Dot density map generation for GeoDataFrames.

Provides functions to generate randomly positioned markers inside geometries proportional to column values, and to visualize them as dot density maps.

Functions:

  • generate_dot_density

    Generate randomly positioned dots inside geometries to represent variable magnitudes.

  • plot_dot_density

    Plot a dot density map with base geometries as background.

generate_dot_density

generate_dot_density(
    gdf: GeoDataFrame,
    columns: str | Sequence[str],
    n_dots: int = 100,
    normalization: Literal[
        "sum", "maximum", "row", None
    ] = None,
    invert: bool = False,
    seed: int | None = None,
) -> gpd.GeoDataFrame

Generate randomly positioned dots inside geometries to represent variable magnitudes.

For each geometry, dots are sampled once (one rejection-sampling pass) and then assigned to categories by shuffling and slicing. This means dots from different categories do not overlap and the full sampling cost is paid once per geometry.

Parameters:

  • gdf (GeoDataFrame) –

    Input GeoDataFrame with polygon geometries.

  • columns (str or Sequence[str]) –

    Column name(s) containing values to represent as dots.

    • Single string: Single-variable density plot. The geometry with the largest value gets n_dots markers; others are scaled proportionally. Use normalization='maximum' (or leave None, which applies 'maximum' automatically for a single column).
    • List of strings: Multi-fraction dot density map. Each column contributes dots of a distinct category, colored separately.
  • n_dots (int, default: 100 ) –

    Number of dots for a fully-filled geometry (fraction = 1.0). Each geometry gets round(fraction * n_dots) dots per category. For a single column with normalization='maximum', the geometry with the maximum value receives n_dots dots.

  • normalization (('sum', 'maximum', 'row', None), default: 'sum' ) –

    How to convert column values to fractions:

    • 'sum': Divide each value by the sum of all values across all columns and rows.
    • 'maximum': Divide by the maximum row sum; the geometry with the largest total gets n_dots dots in total.
    • 'row': Normalise each row to sum to 1.0 (only valid for multiple columns). Every geometry gets exactly n_dots dots in total.
    • None: Use values directly as fractions. Must be in [0, 1] and row sums must not exceed 1.0.

    For a single column, None behaves the same as 'maximum'.

  • invert (bool, default: False ) –

    Whether to invert computed fractions (1 - fraction).
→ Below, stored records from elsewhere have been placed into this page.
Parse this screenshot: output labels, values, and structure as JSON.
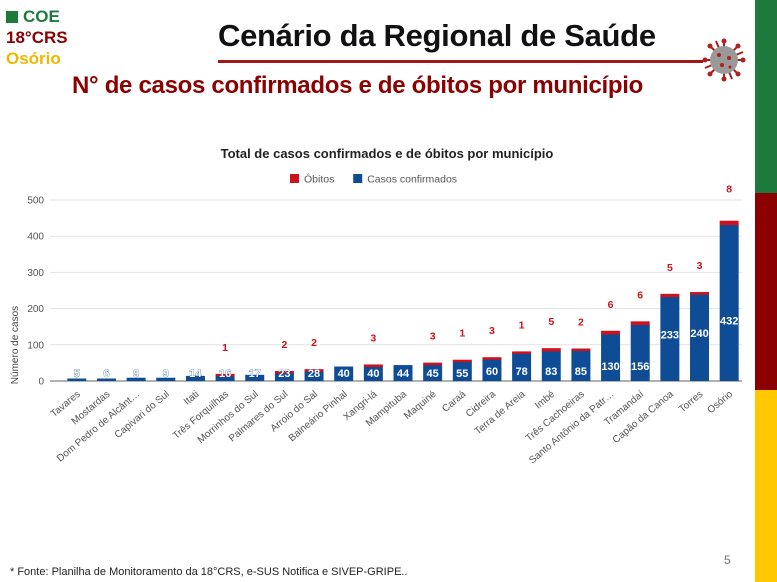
{
  "slide": {
    "logo": {
      "line1": "COE",
      "line2": "18°CRS",
      "line3": "Osório"
    },
    "title": "Cenário da Regional de Saúde",
    "subtitle": "N° de casos confirmados e de óbitos por município",
    "footer": "* Fonte: Planilha de Monitoramento da 18°CRS, e-SUS Notifica e SIVEP-GRIPE..",
    "page_number": "5",
    "colors": {
      "green": "#1e7a3c",
      "red": "#8b0000",
      "yellow": "#ffc800"
    }
  },
  "chart_data": {
    "type": "bar",
    "stacked": true,
    "title": "Total de casos confirmados e de óbitos por município",
    "xlabel": "",
    "ylabel": "Número de casos",
    "ylim": [
      0,
      500
    ],
    "yticks": [
      0,
      100,
      200,
      300,
      400,
      500
    ],
    "grid": true,
    "legend_position": "top",
    "categories": [
      "Tavares",
      "Mostardas",
      "Dom Pedro de Alcânt…",
      "Capivari do Sul",
      "Itati",
      "Três Forquilhas",
      "Morrinhos do Sul",
      "Palmares do Sul",
      "Arroio do Sal",
      "Balneário Pinhal",
      "Xangri-lá",
      "Mampituba",
      "Maquiné",
      "Caraá",
      "Cidreira",
      "Terra de Areia",
      "Imbé",
      "Três Cachoeiras",
      "Santo Antônio da Patr…",
      "Tramandaí",
      "Capão da Canoa",
      "Torres",
      "Osório"
    ],
    "series": [
      {
        "name": "Óbitos",
        "color": "#d0111b",
        "values": [
          0,
          0,
          0,
          0,
          0,
          1,
          0,
          2,
          2,
          0,
          3,
          0,
          3,
          1,
          3,
          1,
          5,
          2,
          6,
          6,
          5,
          3,
          8
        ]
      },
      {
        "name": "Casos confirmados",
        "color": "#0f4c96",
        "values": [
          5,
          6,
          9,
          9,
          14,
          16,
          17,
          23,
          28,
          40,
          40,
          44,
          45,
          55,
          60,
          78,
          83,
          85,
          130,
          156,
          233,
          240,
          432
        ]
      }
    ]
  }
}
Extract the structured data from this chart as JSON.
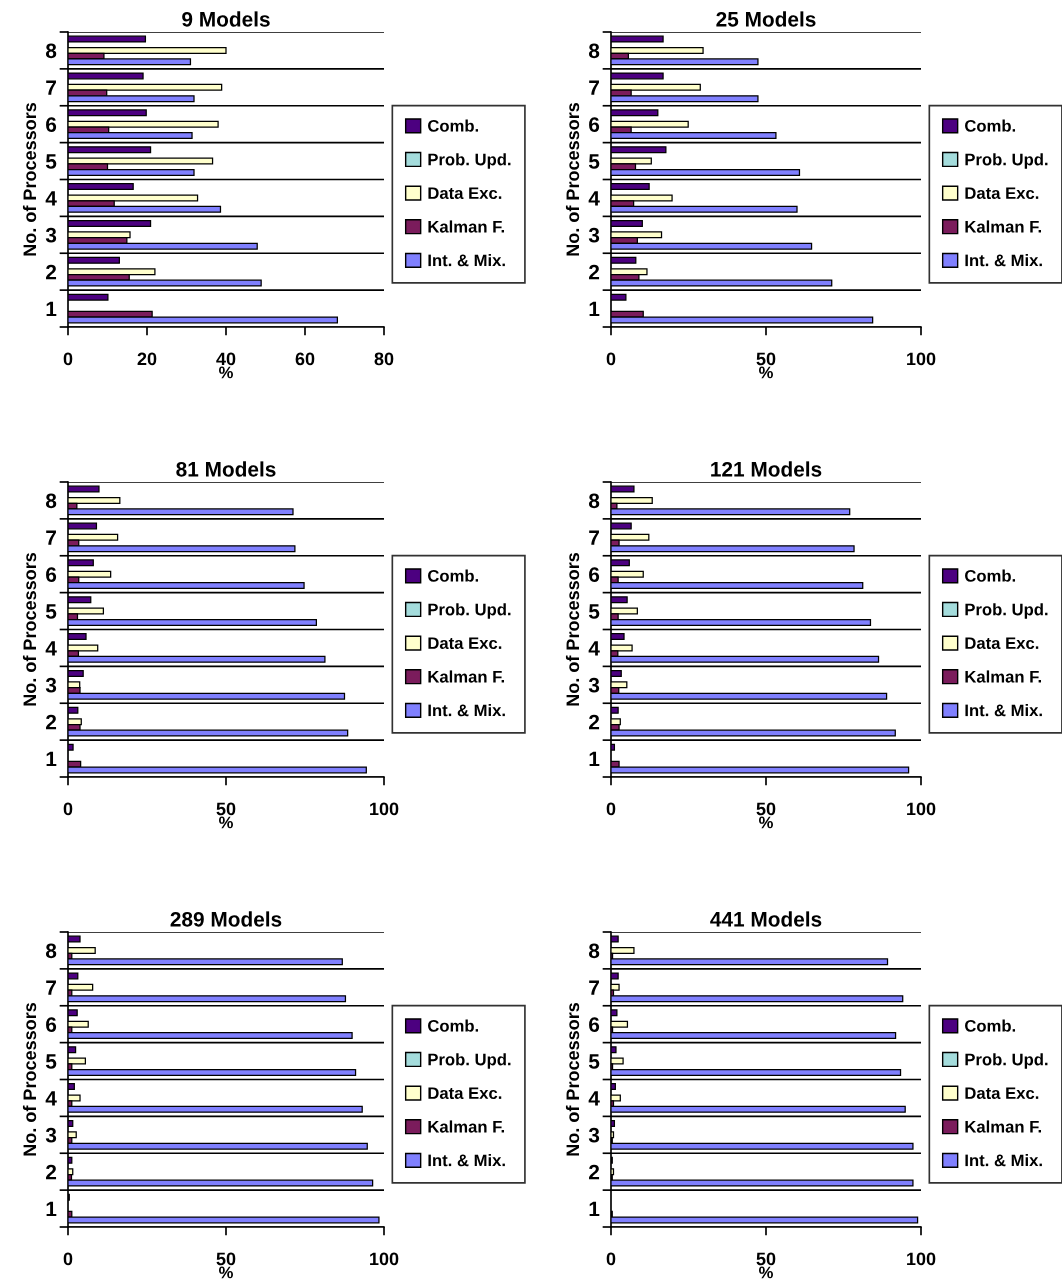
{
  "chart_data": [
    {
      "type": "bar",
      "orientation": "horizontal",
      "title": "9 Models",
      "xlabel": "%",
      "ylabel": "No. of Processors",
      "categories": [
        "8",
        "7",
        "6",
        "5",
        "4",
        "3",
        "2",
        "1"
      ],
      "xlim": [
        0,
        80
      ],
      "xticks": [
        0,
        20,
        40,
        60,
        80
      ],
      "grid": "y",
      "legend": "right",
      "series": [
        {
          "name": "Comb.",
          "color": "#4c0080",
          "values": [
            19.6,
            19.0,
            19.8,
            20.9,
            16.5,
            20.9,
            13.0,
            10.1
          ]
        },
        {
          "name": "Prob. Upd.",
          "color": "#a4dcdc",
          "values": [
            null,
            null,
            null,
            null,
            null,
            null,
            null,
            null
          ]
        },
        {
          "name": "Data Exc.",
          "color": "#ffffcc",
          "values": [
            40.0,
            38.9,
            38.0,
            36.6,
            32.8,
            15.7,
            22.0,
            null
          ]
        },
        {
          "name": "Kalman F.",
          "color": "#7b1c5c",
          "values": [
            9.1,
            9.8,
            10.3,
            10.0,
            11.7,
            14.9,
            15.5,
            21.3
          ]
        },
        {
          "name": "Int. & Mix.",
          "color": "#8080ff",
          "values": [
            31.0,
            31.9,
            31.4,
            31.9,
            38.6,
            47.9,
            48.9,
            68.2
          ]
        }
      ]
    },
    {
      "type": "bar",
      "orientation": "horizontal",
      "title": "25 Models",
      "xlabel": "%",
      "ylabel": "No. of Processors",
      "categories": [
        "8",
        "7",
        "6",
        "5",
        "4",
        "3",
        "2",
        "1"
      ],
      "xlim": [
        0,
        100
      ],
      "xticks": [
        0,
        50,
        100
      ],
      "grid": "y",
      "legend": "right",
      "series": [
        {
          "name": "Comb.",
          "color": "#4c0080",
          "values": [
            16.8,
            16.8,
            15.1,
            17.7,
            12.3,
            10.1,
            8.0,
            4.8
          ]
        },
        {
          "name": "Prob. Upd.",
          "color": "#a4dcdc",
          "values": [
            null,
            null,
            null,
            null,
            null,
            null,
            null,
            null
          ]
        },
        {
          "name": "Data Exc.",
          "color": "#ffffcc",
          "values": [
            29.7,
            28.8,
            24.9,
            13.0,
            19.7,
            16.3,
            11.6,
            null
          ]
        },
        {
          "name": "Kalman F.",
          "color": "#7b1c5c",
          "values": [
            5.6,
            6.5,
            6.5,
            7.9,
            7.3,
            8.5,
            9.0,
            10.4
          ]
        },
        {
          "name": "Int. & Mix.",
          "color": "#8080ff",
          "values": [
            47.4,
            47.4,
            53.2,
            60.8,
            60.0,
            64.7,
            71.2,
            84.4
          ]
        }
      ]
    },
    {
      "type": "bar",
      "orientation": "horizontal",
      "title": "81 Models",
      "xlabel": "%",
      "ylabel": "No. of Processors",
      "categories": [
        "8",
        "7",
        "6",
        "5",
        "4",
        "3",
        "2",
        "1"
      ],
      "xlim": [
        0,
        100
      ],
      "xticks": [
        0,
        50,
        100
      ],
      "grid": "y",
      "legend": "right",
      "series": [
        {
          "name": "Comb.",
          "color": "#4c0080",
          "values": [
            9.8,
            9.0,
            8.0,
            7.2,
            5.7,
            4.8,
            3.1,
            1.6
          ]
        },
        {
          "name": "Prob. Upd.",
          "color": "#a4dcdc",
          "values": [
            null,
            null,
            null,
            null,
            null,
            null,
            null,
            null
          ]
        },
        {
          "name": "Data Exc.",
          "color": "#ffffcc",
          "values": [
            16.4,
            15.7,
            13.5,
            11.2,
            9.4,
            3.7,
            4.2,
            null
          ]
        },
        {
          "name": "Kalman F.",
          "color": "#7b1c5c",
          "values": [
            2.8,
            3.4,
            3.4,
            3.0,
            3.3,
            3.8,
            3.8,
            4.0
          ]
        },
        {
          "name": "Int. & Mix.",
          "color": "#8080ff",
          "values": [
            71.2,
            71.8,
            74.7,
            78.6,
            81.3,
            87.5,
            88.5,
            94.4
          ]
        }
      ]
    },
    {
      "type": "bar",
      "orientation": "horizontal",
      "title": "121 Models",
      "xlabel": "%",
      "ylabel": "No. of Processors",
      "categories": [
        "8",
        "7",
        "6",
        "5",
        "4",
        "3",
        "2",
        "1"
      ],
      "xlim": [
        0,
        100
      ],
      "xticks": [
        0,
        50,
        100
      ],
      "grid": "y",
      "legend": "right",
      "series": [
        {
          "name": "Comb.",
          "color": "#4c0080",
          "values": [
            7.4,
            6.5,
            5.9,
            5.2,
            4.2,
            3.3,
            2.3,
            1.1
          ]
        },
        {
          "name": "Prob. Upd.",
          "color": "#a4dcdc",
          "values": [
            null,
            null,
            null,
            null,
            null,
            null,
            null,
            null
          ]
        },
        {
          "name": "Data Exc.",
          "color": "#ffffcc",
          "values": [
            13.3,
            12.2,
            10.4,
            8.5,
            6.8,
            5.1,
            3.0,
            null
          ]
        },
        {
          "name": "Kalman F.",
          "color": "#7b1c5c",
          "values": [
            1.9,
            2.6,
            2.3,
            2.3,
            2.2,
            2.5,
            2.6,
            2.6
          ]
        },
        {
          "name": "Int. & Mix.",
          "color": "#8080ff",
          "values": [
            77.0,
            78.4,
            81.2,
            83.7,
            86.3,
            88.9,
            91.7,
            96.0
          ]
        }
      ]
    },
    {
      "type": "bar",
      "orientation": "horizontal",
      "title": "289 Models",
      "xlabel": "%",
      "ylabel": "No. of Processors",
      "categories": [
        "8",
        "7",
        "6",
        "5",
        "4",
        "3",
        "2",
        "1"
      ],
      "xlim": [
        0,
        100
      ],
      "xticks": [
        0,
        50,
        100
      ],
      "grid": "y",
      "legend": "right",
      "series": [
        {
          "name": "Comb.",
          "color": "#4c0080",
          "values": [
            3.8,
            3.1,
            2.9,
            2.4,
            2.0,
            1.5,
            1.2,
            0.4
          ]
        },
        {
          "name": "Prob. Upd.",
          "color": "#a4dcdc",
          "values": [
            null,
            null,
            null,
            null,
            null,
            null,
            null,
            null
          ]
        },
        {
          "name": "Data Exc.",
          "color": "#ffffcc",
          "values": [
            8.6,
            7.8,
            6.4,
            5.5,
            3.8,
            2.6,
            1.5,
            null
          ]
        },
        {
          "name": "Kalman F.",
          "color": "#7b1c5c",
          "values": [
            1.2,
            1.2,
            1.2,
            1.2,
            1.2,
            1.2,
            1.1,
            1.2
          ]
        },
        {
          "name": "Int. & Mix.",
          "color": "#8080ff",
          "values": [
            86.8,
            87.8,
            89.9,
            91.0,
            93.1,
            94.7,
            96.4,
            98.4
          ]
        }
      ]
    },
    {
      "type": "bar",
      "orientation": "horizontal",
      "title": "441 Models",
      "xlabel": "%",
      "ylabel": "No. of Processors",
      "categories": [
        "8",
        "7",
        "6",
        "5",
        "4",
        "3",
        "2",
        "1"
      ],
      "xlim": [
        0,
        100
      ],
      "xticks": [
        0,
        50,
        100
      ],
      "grid": "y",
      "legend": "right",
      "series": [
        {
          "name": "Comb.",
          "color": "#4c0080",
          "values": [
            2.3,
            2.3,
            1.9,
            1.6,
            1.4,
            1.1,
            0.4,
            null
          ]
        },
        {
          "name": "Prob. Upd.",
          "color": "#a4dcdc",
          "values": [
            null,
            null,
            null,
            null,
            null,
            null,
            null,
            null
          ]
        },
        {
          "name": "Data Exc.",
          "color": "#ffffcc",
          "values": [
            7.4,
            2.6,
            5.3,
            3.9,
            3.0,
            0.8,
            0.8,
            null
          ]
        },
        {
          "name": "Kalman F.",
          "color": "#7b1c5c",
          "values": [
            0.5,
            0.8,
            0.5,
            0.5,
            0.8,
            0.4,
            0.4,
            0.4
          ]
        },
        {
          "name": "Int. & Mix.",
          "color": "#8080ff",
          "values": [
            89.2,
            94.1,
            91.8,
            93.4,
            94.9,
            97.4,
            97.4,
            98.9
          ]
        }
      ]
    }
  ]
}
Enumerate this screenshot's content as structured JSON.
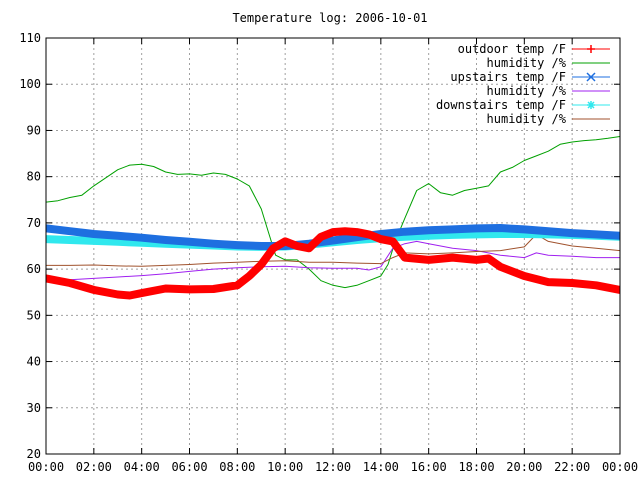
{
  "chart_data": {
    "type": "line",
    "title": "Temperature log: 2006-10-01",
    "xlabel": "",
    "ylabel": "",
    "xlim": [
      0,
      24
    ],
    "ylim": [
      20,
      110
    ],
    "grid": true,
    "legend_position": "top-right",
    "x_ticks": [
      {
        "value": 0,
        "label": "00:00"
      },
      {
        "value": 2,
        "label": "02:00"
      },
      {
        "value": 4,
        "label": "04:00"
      },
      {
        "value": 6,
        "label": "06:00"
      },
      {
        "value": 8,
        "label": "08:00"
      },
      {
        "value": 10,
        "label": "10:00"
      },
      {
        "value": 12,
        "label": "12:00"
      },
      {
        "value": 14,
        "label": "14:00"
      },
      {
        "value": 16,
        "label": "16:00"
      },
      {
        "value": 18,
        "label": "18:00"
      },
      {
        "value": 20,
        "label": "20:00"
      },
      {
        "value": 22,
        "label": "22:00"
      },
      {
        "value": 24,
        "label": "00:00"
      }
    ],
    "y_ticks": [
      {
        "value": 20,
        "label": "20"
      },
      {
        "value": 30,
        "label": "30"
      },
      {
        "value": 40,
        "label": "40"
      },
      {
        "value": 50,
        "label": "50"
      },
      {
        "value": 60,
        "label": "60"
      },
      {
        "value": 70,
        "label": "70"
      },
      {
        "value": 80,
        "label": "80"
      },
      {
        "value": 90,
        "label": "90"
      },
      {
        "value": 100,
        "label": "100"
      },
      {
        "value": 110,
        "label": "110"
      }
    ],
    "series": [
      {
        "name": "outdoor temp /F",
        "color": "#ff0000",
        "style": "thick",
        "marker": "plus",
        "x": [
          0,
          1,
          2,
          3,
          3.5,
          4,
          5,
          6,
          7,
          8,
          8.5,
          9,
          9.5,
          10,
          10.5,
          11,
          11.5,
          12,
          12.5,
          13,
          13.5,
          14,
          14.5,
          15,
          16,
          17,
          18,
          18.5,
          19,
          20,
          21,
          22,
          23,
          24
        ],
        "values": [
          58,
          57,
          55.5,
          54.5,
          54.3,
          54.8,
          55.8,
          55.6,
          55.7,
          56.5,
          58.5,
          61,
          64.5,
          66,
          65,
          64.5,
          67,
          68,
          68.2,
          68,
          67.5,
          66.5,
          66,
          62.5,
          62,
          62.5,
          62,
          62.3,
          60.5,
          58.5,
          57.2,
          57,
          56.5,
          55.5
        ]
      },
      {
        "name": "humidity /%",
        "color": "#00a000",
        "style": "thin",
        "marker": "none",
        "x": [
          0,
          0.5,
          1,
          1.5,
          2,
          3,
          3.5,
          4,
          4.5,
          5,
          5.5,
          6,
          6.5,
          7,
          7.5,
          8,
          8.5,
          9,
          9.3,
          9.6,
          10,
          10.5,
          11,
          11.5,
          12,
          12.5,
          13,
          13.5,
          14,
          14.3,
          14.6,
          15,
          15.5,
          16,
          16.5,
          17,
          17.5,
          18,
          18.5,
          19,
          19.5,
          20,
          20.5,
          21,
          21.5,
          22,
          22.5,
          23,
          23.5,
          24
        ],
        "values": [
          74.5,
          74.8,
          75.5,
          76,
          78,
          81.5,
          82.5,
          82.7,
          82.2,
          81,
          80.5,
          80.6,
          80.3,
          80.8,
          80.5,
          79.5,
          78,
          73,
          68,
          63,
          62,
          62,
          60,
          57.5,
          56.5,
          56,
          56.5,
          57.5,
          58.5,
          61,
          66,
          71,
          77,
          78.5,
          76.5,
          76,
          77,
          77.5,
          78,
          81,
          82,
          83.5,
          84.5,
          85.5,
          87,
          87.5,
          87.8,
          88,
          88.3,
          88.7
        ]
      },
      {
        "name": "upstairs temp /F",
        "color": "#1e6fe0",
        "style": "thick",
        "marker": "cross",
        "x": [
          0,
          1,
          2,
          3,
          4,
          5,
          6,
          7,
          8,
          9,
          10,
          11,
          12,
          13,
          14,
          15,
          16,
          17,
          18,
          19,
          20,
          21,
          22,
          23,
          24
        ],
        "values": [
          68.8,
          68.2,
          67.6,
          67.2,
          66.8,
          66.3,
          65.9,
          65.5,
          65.2,
          65,
          65,
          65.5,
          66.2,
          66.9,
          67.6,
          68.1,
          68.4,
          68.6,
          68.8,
          68.9,
          68.6,
          68.2,
          67.8,
          67.5,
          67.2
        ]
      },
      {
        "name": "humidity /%",
        "color": "#a020f0",
        "style": "thin",
        "marker": "none",
        "x": [
          0,
          1,
          2,
          3,
          4,
          5,
          6,
          7,
          8,
          9,
          10,
          11,
          12,
          13,
          13.5,
          14,
          14.5,
          15,
          15.5,
          16,
          17,
          18,
          19,
          20,
          20.5,
          21,
          22,
          23,
          24
        ],
        "values": [
          57.5,
          57.7,
          58,
          58.3,
          58.6,
          59,
          59.5,
          60,
          60.3,
          60.5,
          60.6,
          60.3,
          60.2,
          60.2,
          59.8,
          60.5,
          64.5,
          65.5,
          66,
          65.5,
          64.5,
          64,
          63,
          62.5,
          63.5,
          63,
          62.8,
          62.5,
          62.5
        ]
      },
      {
        "name": "downstairs temp /F",
        "color": "#30e8ee",
        "style": "thick",
        "marker": "star",
        "x": [
          0,
          1,
          2,
          3,
          4,
          5,
          6,
          7,
          8,
          9,
          10,
          11,
          12,
          13,
          14,
          15,
          16,
          17,
          18,
          19,
          20,
          21,
          22,
          23,
          24
        ],
        "values": [
          66.5,
          66.3,
          66.1,
          65.9,
          65.7,
          65.5,
          65.3,
          65.1,
          64.9,
          64.8,
          64.9,
          65.3,
          65.8,
          66.3,
          66.7,
          67,
          67.2,
          67.4,
          67.5,
          67.6,
          67.6,
          67.5,
          67.4,
          67.2,
          67
        ]
      },
      {
        "name": "humidity /%",
        "color": "#a0522d",
        "style": "thin",
        "marker": "none",
        "x": [
          0,
          1,
          2,
          3,
          4,
          5,
          6,
          7,
          8,
          9,
          10,
          11,
          12,
          13,
          14,
          14.5,
          15,
          16,
          17,
          18,
          19,
          20,
          20.5,
          21,
          22,
          23,
          24
        ],
        "values": [
          60.8,
          60.8,
          60.9,
          60.7,
          60.6,
          60.8,
          61,
          61.3,
          61.5,
          61.7,
          61.8,
          61.5,
          61.5,
          61.3,
          61.2,
          62.5,
          63.5,
          63.3,
          63.5,
          63.8,
          64,
          64.8,
          67.5,
          66,
          65,
          64.5,
          64
        ]
      }
    ]
  }
}
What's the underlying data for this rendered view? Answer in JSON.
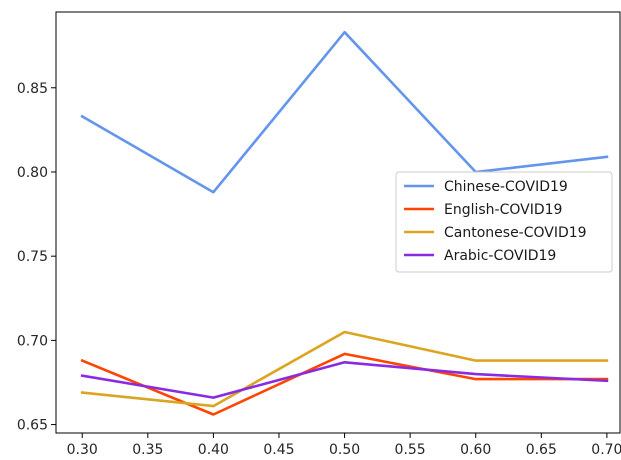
{
  "chart_data": {
    "type": "line",
    "title": "",
    "xlabel": "",
    "ylabel": "",
    "x": [
      0.3,
      0.4,
      0.5,
      0.6,
      0.7
    ],
    "xlim": [
      0.28,
      0.71
    ],
    "ylim": [
      0.645,
      0.895
    ],
    "xticks": [
      "0.30",
      "0.35",
      "0.40",
      "0.45",
      "0.50",
      "0.55",
      "0.60",
      "0.65",
      "0.70"
    ],
    "yticks": [
      "0.65",
      "0.70",
      "0.75",
      "0.80",
      "0.85"
    ],
    "grid": false,
    "legend_position": "center-right",
    "series": [
      {
        "name": "Chinese-COVID19",
        "color": "#6495ED",
        "values": [
          0.833,
          0.788,
          0.883,
          0.8,
          0.809
        ]
      },
      {
        "name": "English-COVID19",
        "color": "#FF4500",
        "values": [
          0.688,
          0.656,
          0.692,
          0.677,
          0.677
        ]
      },
      {
        "name": "Cantonese-COVID19",
        "color": "#DAA520",
        "values": [
          0.669,
          0.661,
          0.705,
          0.688,
          0.688
        ]
      },
      {
        "name": "Arabic-COVID19",
        "color": "#8A2BE2",
        "values": [
          0.679,
          0.666,
          0.687,
          0.68,
          0.676
        ]
      }
    ]
  }
}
  • seed (int, default: None ) –

    Random seed for reproducibility.

Returns:

  • GeoDataFrame

    GeoDataFrame of Point geometries with columns:

    • geometry : Point
    • category : str — the column name this dot represents
    • original_index : the index value of the source row in gdf
    • value : float — the raw value from the source column

Raises:

  • ValueError

    If columns are not found, contain invalid values, or row sums exceed 1.0 when normalization is None.

  • TypeError

    If gdf is not a GeoDataFrame.

Examples:

Single-variable density:

>>> dots = generate_dot_density(gdf, "population", n_dots=100,
...                             normalization="maximum", seed=0)
>>> dots.plot(markersize=3)

Multi-fraction dot density:

>>> dots = generate_dot_density(
...     gdf,
...     columns=["agriculture", "industry", "services"],
...     n_dots=200,
...     normalization="row",
...     seed=42,
... )
>>> dots.groupby("category").size()

plot_dot_density

plot_dot_density(
    gdf: GeoDataFrame,
    dots_gdf: GeoDataFrame | None = None,
    columns: str | Sequence[str] | None = None,
    n_dots: int = 100,
    normalization: Literal[
        "sum", "maximum", "row", None
    ] = None,
    invert: bool = False,
    seed: int | None = None,
    palette: dict[str, str] | None = None,
    cmap: str | None = None,
    size: float = 4,
    alpha: float | Sequence[float] = 0.7,
    marker: str | Sequence[str] = "o",
    base_color: str = "#e0e0e0",
    base_edgecolor: str = "white",
    base_linewidth: float = 0.5,
    base_alpha: float = 1.0,
    ax: Axes | None = None,
    legend: bool = True,
    **kwargs: Any,
) -> DotDensityPlotResult

Plot a dot density map with base geometries as background.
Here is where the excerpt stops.